Pandemic postpones murder, rape, and violent crime trials; victims’ families frustrated

NEW HANOVER COUNTY (WWAY) — Some murder, rape, and violent crime trials continue to get pushed back due to COVID.

After two COVID exposures led to mistrials in two recent cases, any trial that could last more than a week has been pushed back. It’s frustrated many violent crime victims and their families.

Roger Greenwood has been waiting for this moment four and a half years. Back in 2017, his son Terry was shot and killed. His accused murderer’s trial has been pushed back four to five times since then.
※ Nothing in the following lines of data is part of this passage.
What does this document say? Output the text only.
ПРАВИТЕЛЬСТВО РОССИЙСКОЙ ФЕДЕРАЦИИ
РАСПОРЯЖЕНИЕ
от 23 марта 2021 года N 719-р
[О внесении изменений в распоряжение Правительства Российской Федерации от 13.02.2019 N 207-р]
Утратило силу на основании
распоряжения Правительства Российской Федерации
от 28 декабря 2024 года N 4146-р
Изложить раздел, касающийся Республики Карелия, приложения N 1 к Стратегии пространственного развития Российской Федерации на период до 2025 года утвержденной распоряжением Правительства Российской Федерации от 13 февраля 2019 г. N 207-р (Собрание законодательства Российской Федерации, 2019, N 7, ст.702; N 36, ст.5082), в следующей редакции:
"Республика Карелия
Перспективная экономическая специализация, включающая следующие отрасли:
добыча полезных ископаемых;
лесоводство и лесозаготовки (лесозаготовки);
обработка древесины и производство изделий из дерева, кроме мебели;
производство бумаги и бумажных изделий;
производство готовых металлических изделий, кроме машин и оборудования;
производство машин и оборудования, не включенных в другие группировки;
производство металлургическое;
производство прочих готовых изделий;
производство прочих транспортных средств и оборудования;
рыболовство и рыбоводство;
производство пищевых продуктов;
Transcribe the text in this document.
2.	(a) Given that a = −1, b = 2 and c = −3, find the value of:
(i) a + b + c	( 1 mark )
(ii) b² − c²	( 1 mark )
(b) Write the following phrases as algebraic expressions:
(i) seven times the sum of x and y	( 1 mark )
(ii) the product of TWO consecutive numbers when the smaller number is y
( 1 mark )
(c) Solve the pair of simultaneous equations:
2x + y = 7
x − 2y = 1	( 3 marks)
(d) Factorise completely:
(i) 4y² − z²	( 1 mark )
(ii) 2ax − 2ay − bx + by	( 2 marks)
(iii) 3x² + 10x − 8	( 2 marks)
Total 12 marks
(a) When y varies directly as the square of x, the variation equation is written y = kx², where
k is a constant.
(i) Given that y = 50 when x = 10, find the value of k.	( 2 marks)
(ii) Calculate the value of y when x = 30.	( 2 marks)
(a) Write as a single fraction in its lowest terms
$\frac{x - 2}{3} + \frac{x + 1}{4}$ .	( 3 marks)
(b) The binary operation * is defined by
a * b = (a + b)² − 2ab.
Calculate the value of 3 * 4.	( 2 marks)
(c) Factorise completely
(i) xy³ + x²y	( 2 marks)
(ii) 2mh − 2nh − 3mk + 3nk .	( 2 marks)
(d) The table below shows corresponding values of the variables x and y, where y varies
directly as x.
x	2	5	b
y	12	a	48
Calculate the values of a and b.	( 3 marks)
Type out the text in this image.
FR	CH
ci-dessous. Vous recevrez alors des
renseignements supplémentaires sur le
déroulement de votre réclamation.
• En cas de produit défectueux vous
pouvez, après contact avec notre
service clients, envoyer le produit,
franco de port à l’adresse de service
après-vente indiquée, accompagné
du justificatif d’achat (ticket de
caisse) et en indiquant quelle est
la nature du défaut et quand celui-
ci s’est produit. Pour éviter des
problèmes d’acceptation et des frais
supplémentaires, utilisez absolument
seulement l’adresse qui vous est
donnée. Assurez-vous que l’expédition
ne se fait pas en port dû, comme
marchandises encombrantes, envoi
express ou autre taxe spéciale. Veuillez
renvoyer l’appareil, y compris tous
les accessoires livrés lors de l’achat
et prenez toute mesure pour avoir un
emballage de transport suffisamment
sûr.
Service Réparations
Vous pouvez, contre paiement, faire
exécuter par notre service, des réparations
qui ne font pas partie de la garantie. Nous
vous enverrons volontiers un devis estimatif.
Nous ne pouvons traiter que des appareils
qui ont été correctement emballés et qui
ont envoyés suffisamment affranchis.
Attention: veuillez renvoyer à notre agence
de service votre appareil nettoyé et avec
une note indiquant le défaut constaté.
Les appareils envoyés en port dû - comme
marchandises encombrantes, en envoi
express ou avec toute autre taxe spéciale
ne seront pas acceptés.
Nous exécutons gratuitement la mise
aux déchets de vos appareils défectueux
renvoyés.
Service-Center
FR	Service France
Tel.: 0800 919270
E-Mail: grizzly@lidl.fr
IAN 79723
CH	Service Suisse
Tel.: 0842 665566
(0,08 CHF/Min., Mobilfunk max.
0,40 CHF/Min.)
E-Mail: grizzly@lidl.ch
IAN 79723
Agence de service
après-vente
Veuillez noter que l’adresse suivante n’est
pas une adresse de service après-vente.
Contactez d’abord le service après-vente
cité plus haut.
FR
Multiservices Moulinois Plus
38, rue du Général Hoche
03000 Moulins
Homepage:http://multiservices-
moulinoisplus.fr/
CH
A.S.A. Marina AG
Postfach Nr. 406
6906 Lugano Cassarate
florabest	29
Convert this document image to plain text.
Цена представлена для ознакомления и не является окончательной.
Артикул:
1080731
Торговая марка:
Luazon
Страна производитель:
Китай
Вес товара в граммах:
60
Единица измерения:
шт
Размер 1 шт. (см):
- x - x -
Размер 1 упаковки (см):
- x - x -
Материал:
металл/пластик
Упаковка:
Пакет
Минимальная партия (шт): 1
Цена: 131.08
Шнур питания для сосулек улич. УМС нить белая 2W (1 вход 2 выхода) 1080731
Most recently, Greenwood got a call from the Assistant District Attorney last Friday.

“Then he calls me Friday and says well, I don’t really have no good news,” Greenwood remembered. “They say it’s been postponed again due to the COVID 19.”

Greenwood said this latest delay made him and his family feel more helpless than ever.

“We’re frustrated,” he continued, “I’m not looking forward to going to court and hearing all this testimony and seeing pictures, but it does need to get over with.”

According to Assistant DA Dru Lewis, cases like Greenwoods (murders, rapes, and most violent crimes) have been pushed back due to the pandemic.

“Because when you think about that number of witnesses, the amount of time it would take in a courtroom the jurors in a courtroom, all the other court staff in a courtroom, the likelihood of that going off without a hitch due to the pandemic at this stage is pretty unlikely due to what we’ve seen,” Lewis explained.

While New Hanover County courts are not completely shut down, Lewis said they are more selective with what goes to trial right now.

“We’ve been told that for trials that can last under a week we should move forward for now,” Lewis said. “And hopefully we’ll be able to continue getting that done.”

Lewis says it’s creating a backlog of cases like Greenwood’s, stretching trial dates into 2022.

“When you take off months of having no court time,” he said, “and you try to push everything back into a posture to try… there’s not enough courtrooms, there’s not enough personnel, there’s not enough resources to get it done right when you want it done.”

For families like Greenwood’s, it means more hurt and uncertainty.

“I just, we just want it over. We want it over, but we do want justice also,” said Greenwood.